Cybersecurity awareness training also goes a long way in preventing cyberattacks. With organizations training their employees on security and developing a more robust version of the ongoing program, employees’ negligence will no longer be the cause of an attack. Companies are spending more on preventing such cyberattacks, and many third-party organizations are working to help prevent them.

Are you Ready to Deal with the Next Cyber Attack?

An OTA report revealed that over 90 percent of the breaches could be prevented and that 29 percent of them were caused due to employees – maliciously or accidentally. Another report from FireEye found that just under half (49 percent) of all organizations feel that they are ready for a full-fledged cyberattack.

To know if your enterprise is truly ready to deal with a cyberattack, ask yourself the following questions:

  • Do the employees know not to click on malicious links?
  • Is there any manual procedure to keep the business going in case of an attack?
  • Do you have a communication tool in place to alert and forward instructions to the business in case of a cyberattack?
  • When was your business last tested for security responders, IT recovery teams, and users?
  • Do you have cyberattack responders in place?
  • Do you know which business applications are critical?
  • What is your plan to handle the damage of such attacks?
  • Do you have a disaster recovery (DR) team with a DR plan? Is your disaster management automated or orchestrated?

If you can answer these questions with clarity, your business has a plan to deal with incoming cyberattacks.
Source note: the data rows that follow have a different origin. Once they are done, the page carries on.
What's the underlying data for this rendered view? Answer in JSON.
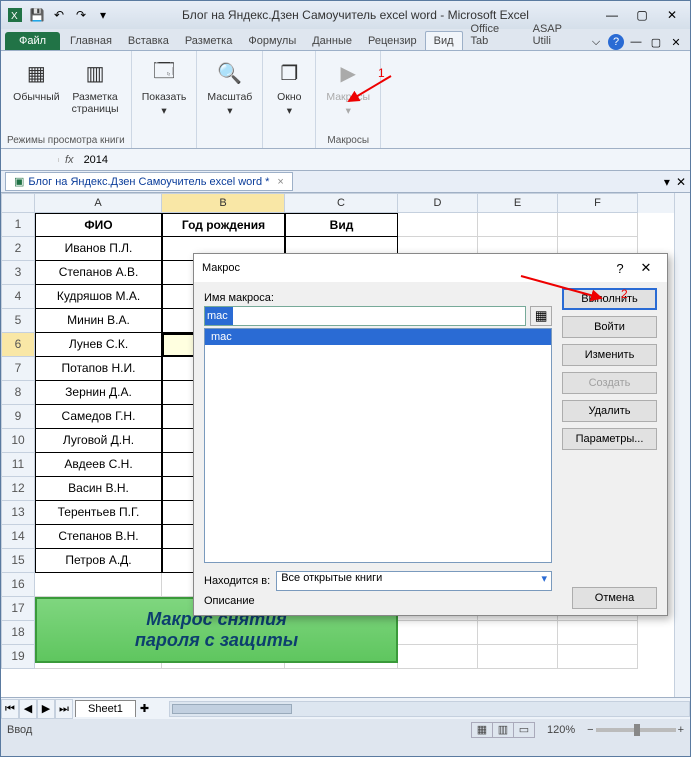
{
  "titlebar": {
    "title": "Блог на Яндекс.Дзен Самоучитель excel word  -  Microsoft Excel"
  },
  "tabs": {
    "file": "Файл",
    "items": [
      "Главная",
      "Вставка",
      "Разметка",
      "Формулы",
      "Данные",
      "Рецензир",
      "Вид",
      "Office Tab",
      "ASAP Utili"
    ]
  },
  "ribbon": {
    "group1": {
      "label": "Режимы просмотра книги",
      "btn1": "Обычный",
      "btn2": "Разметка\nстраницы"
    },
    "group2": {
      "btn": "Показать"
    },
    "group3": {
      "btn": "Масштаб"
    },
    "group4": {
      "btn": "Окно"
    },
    "group5": {
      "label": "Макросы",
      "btn": "Макросы"
    }
  },
  "formula": {
    "fx": "fx",
    "value": "2014"
  },
  "doctab": {
    "name": "Блог на Яндекс.Дзен Самоучитель excel word *"
  },
  "columns": [
    "A",
    "B",
    "C",
    "D",
    "E",
    "F"
  ],
  "headers": {
    "A": "ФИО",
    "B": "Год рождения",
    "C": "Вид"
  },
  "rows": [
    {
      "n": 1,
      "a": "ФИО",
      "b": "Год рождения",
      "c": "Вид",
      "hdr": true
    },
    {
      "n": 2,
      "a": "Иванов П.Л."
    },
    {
      "n": 3,
      "a": "Степанов А.В."
    },
    {
      "n": 4,
      "a": "Кудряшов М.А."
    },
    {
      "n": 5,
      "a": "Минин В.А."
    },
    {
      "n": 6,
      "a": "Лунев С.К.",
      "sel": true
    },
    {
      "n": 7,
      "a": "Потапов Н.И."
    },
    {
      "n": 8,
      "a": "Зернин Д.А."
    },
    {
      "n": 9,
      "a": "Самедов Г.Н."
    },
    {
      "n": 10,
      "a": "Луговой Д.Н."
    },
    {
      "n": 11,
      "a": "Авдеев С.Н."
    },
    {
      "n": 12,
      "a": "Васин В.Н."
    },
    {
      "n": 13,
      "a": "Терентьев П.Г."
    },
    {
      "n": 14,
      "a": "Степанов В.Н."
    },
    {
      "n": 15,
      "a": "Петров А.Д."
    },
    {
      "n": 16
    },
    {
      "n": 17
    },
    {
      "n": 18
    },
    {
      "n": 19
    }
  ],
  "greenbox": {
    "line1": "Макрос снятия",
    "line2": "пароля с защиты"
  },
  "sheet": {
    "name": "Sheet1"
  },
  "status": {
    "mode": "Ввод",
    "zoom": "120%"
  },
  "dialog": {
    "title": "Макрос",
    "name_label": "Имя макроса:",
    "name_value": "mac",
    "list_item": "mac",
    "located_label": "Находится в:",
    "located_value": "Все открытые книги",
    "desc_label": "Описание",
    "btn_run": "Выполнить",
    "btn_step": "Войти",
    "btn_edit": "Изменить",
    "btn_create": "Создать",
    "btn_delete": "Удалить",
    "btn_options": "Параметры...",
    "btn_cancel": "Отмена"
  },
  "annotations": {
    "one": "1",
    "two": "2"
  }
}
Although you can never prevent 100 percent of the cyberattacks, you can avoid a great deal of them.

Conclusion

To prevent cyber attacks, organizations need to be vigilant, have proper security measures, and have a disaster recovery plan in place. IT analysts cannot keep up with the rise in cybercrime, ransomware, and the shift of malware from PCs and laptops to smartphones and tablets.

With regular cyber-attack simulations and security awareness training, any organization can take on a cyberattack. Even if prevention is not an option, you can work to mitigate the damages. Businesses have to be more transparent about their data-handling and shoulder the responsibility in any security breach.